Nenhuma prova foi feita de que os arguidos tinham essa intenção. Sendo certo que
de facto nunca puseram fim ao regime de exclusividade de que beneficiavam.
Revelou ainda a prova documental de fls. 170 a 77, 335 a 339, 728 e seguintes
(contrato administrativo de provimento entre o IST e …, com dedicação exclusiva)
e fls. 737 e seguintes (documentação de contratação de …). Consta dos autos
múltipla documentação que constitui os "anexos". Tais documentos em nada
relevaram nesta fase, sendo certo que são documentos de natureza particular e
relatórios da AT Os primeiros, pela sua natureza careceriam de ser contextualizados
por outros tipo de prova, por exemplo, testemunhal que não surgiu. Os segundos
estão relacionados com as vicissitudes destes autos e são melhor esclarecidos pela
leitura do despacho de arquivamento que precede o libelo acusatório confirmado
em instrução.
*
O Direito
Tendo sido documentada a prova produzida em audiência de julgamento, os
poderes de cognição deste tribunal abrangem a matéria de facto e de direito ( art.°
428.° do C.P.P. ).
No entanto, o âmbito do recurso é delimitado pelas conclusões extraídas
pelo recorrente da respectiva motivação, sendo apenas as questões aí sumariadas as
que o tribunal de recurso tem de apreciar', sem prejuízo das de conhecimento
oficioso, designadamente os vícios indicados no art. 410° n° 2 do C.P.P..
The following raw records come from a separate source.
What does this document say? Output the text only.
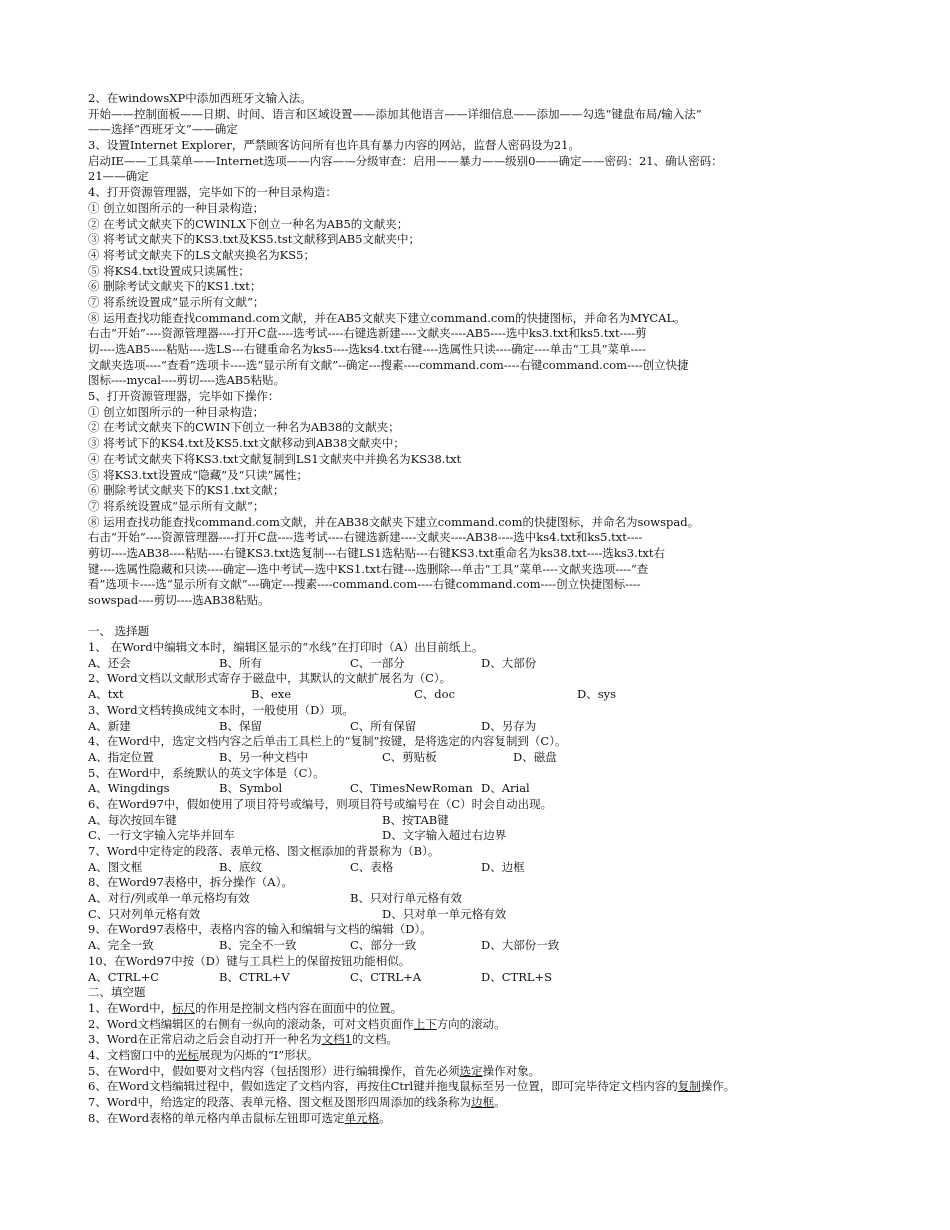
2、在windowsXP中添加西班牙文输入法。
开始——控制面板——日期、时间、语言和区域设置——添加其他语言——详细信息——添加——勾选“键盘布局/输入法”
——选择“西班牙文”——确定
3、设置Internet Explorer，严禁顾客访问所有也许具有暴力内容的网站，监督人密码设为21。
启动IE——工具菜单——Internet选项——内容——分级审查：启用——暴力——级别0——确定——密码：21、确认密码：
21——确定
4、打开资源管理器，完毕如下的一种目录构造：
① 创立如图所示的一种目录构造；
② 在考试文献夹下的CWINLX下创立一种名为AB5的文献夹；
③ 将考试文献夹下的KS3.txt及KS5.tst文献移到AB5文献夹中；
④ 将考试文献夹下的LS文献夹换名为KS5；
⑤ 将KS4.txt设置成只读属性；
⑥ 删除考试文献夹下的KS1.txt；
⑦ 将系统设置成“显示所有文献”；
⑧ 运用查找功能查找command.com文献，并在AB5文献夹下建立command.com的快捷图标，并命名为MYCAL。
右击“开始”----资源管理器----打开C盘----选考试----右键选新建----文献夹----AB5----选中ks3.txt和ks5.txt----剪
切----选AB5----粘贴----选LS---右键重命名为ks5----选ks4.txt右键----选属性只读----确定----单击“工具”菜单----
文献夹选项----“查看”选项卡----选“显示所有文献”--确定---搜素----command.com----右键command.com----创立快捷
图标----mycal----剪切----选AB5粘贴。
5、打开资源管理器，完毕如下操作：
① 创立如图所示的一种目录构造；
② 在考试文献夹下的CWIN下创立一种名为AB38的文献夹；
③ 将考试下的KS4.txt及KS5.txt文献移动到AB38文献夹中；
④ 在考试文献夹下将KS3.txt文献复制到LS1文献夹中并换名为KS38.txt
⑤ 将KS3.txt设置成“隐藏”及“只读”属性；
⑥ 删除考试文献夹下的KS1.txt文献；
⑦ 将系统设置成“显示所有文献”；
⑧ 运用查找功能查找command.com文献，并在AB38文献夹下建立command.com的快捷图标，并命名为sowspad。
右击“开始”----资源管理器----打开C盘----选考试----右键选新建----文献夹----AB38----选中ks4.txt和ks5.txt----
剪切----选AB38----粘贴----右键KS3.txt选复制---右键LS1选粘贴---右键KS3.txt重命名为ks38.txt----选ks3.txt右
键----选属性隐藏和只读----确定—选中考试—选中KS1.txt右键---选删除---单击“工具”菜单----文献夹选项----“查
看”选项卡----选“显示所有文献”---确定---搜素----command.com----右键command.com----创立快捷图标----
sowspad----剪切----选AB38粘贴。
一、 选择题
1、 在Word中编辑文本时，编辑区显示的“水线”在打印时（A）出目前纸上。
A、还会	B、所有	C、一部分	D、大部份
2、Word文档以文献形式寄存于磁盘中，其默认的文献扩展名为（C）。
A、txt	B、exe	C、doc	D、sys
3、Word文档转换成纯文本时，一般使用（D）项。
A、新建	B、保留	C、所有保留	D、另存为
4、在Word中，选定文档内容之后单击工具栏上的“复制”按键，是将选定的内容复制到（C）。
A、指定位置	B、另一种文档中	C、剪贴板	D、磁盘
5、在Word中，系统默认的英文字体是（C）。
A、Wingdings	B、Symbol	C、TimesNewRoman D、Arial
6、在Word97中，假如使用了项目符号或编号，则项目符号或编号在（C）时会自动出现。
A、每次按回车键	B、按TAB键
C、一行文字输入完毕并回车	D、文字输入超过右边界
7、Word中定待定的段落、表单元格、图文框添加的背景称为（B）。
A、图文框	B、底纹	C、表格	D、边框
8、在Word97表格中，拆分操作（A）。
A、对行/列或单一单元格均有效	B、只对行单元格有效
C、只对列单元格有效	D、只对单一单元格有效
9、在Word97表格中，表格内容的输入和编辑与文档的编辑（D）。
A、完全一致	B、完全不一致	C、部分一致	D、大部份一致
10、在Word97中按（D）键与工具栏上的保留按钮功能相似。
A、CTRL+C	B、CTRL+V	C、CTRL+A	D、CTRL+S
二、填空题
1、在Word中，标尺的作用是控制文档内容在面面中的位置。
2、Word文档编辑区的右侧有一纵向的滚动条，可对文档页面作上下方向的滚动。
3、Word在正常启动之后会自动打开一种名为文档1的文档。
4、文档窗口中的光标展现为闪烁的“I”形状。
5、在Word中，假如要对文档内容（包括图形）进行编辑操作，首先必须选定操作对象。
6、在Word文档编辑过程中，假如选定了文档内容，再按住Ctrl键并拖曳鼠标至另一位置，即可完毕待定文档内容的复制操作。
7、Word中，给选定的段落、表单元格、图文框及图形四周添加的线条称为边框。
8、在Word表格的单元格内单击鼠标左钮即可选定单元格。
No caso dos autos, face às conclusões da motivação do recurso, as questões
essenciais que importa decidir são as seguintes:
a) Vício de erro notório na apreciação da prova.
b) Vício de falta ou deficiente fundamentação.
c) Erro de direito
*
Cumpre apreciar:
a) Do vício de erro notório na apreciação da prova
A invocação que o recorrente faz deste erro-vício e a que alude a al. c) do n°
2 do art. 410° do C.P.P. é perfeitamente despropositada e infundada.
A sindicância da matéria de facto pode obter-se pela via da invocação dos
vícios da decisão (desta, e não do julgamento) - de conhecimento oficioso -, que
podem constituir fundamento do recurso "mesmo nos casos em a lei restrinja a
cognição do tribunal de recurso a matéria de direito" como expressamente
permitido no n° 2 do art. 410° do C.P.P.
Esses vícios, os três que vêm enumerados nas alíneas deste preceito
(insuficiência para a decisão da matéria de facto provada, contradição insanável da
fundamentação ou entre a fundamentação e a decisão, e erro notório na apreciação
da prova), terão de ser ostensivos e passíveis de detecção através do mero exame do
texto da decisão recorrida (sem recurso a quaisquer outros elementos constantes do
processo), por si só ou em conjugação com as regras da experiência comum.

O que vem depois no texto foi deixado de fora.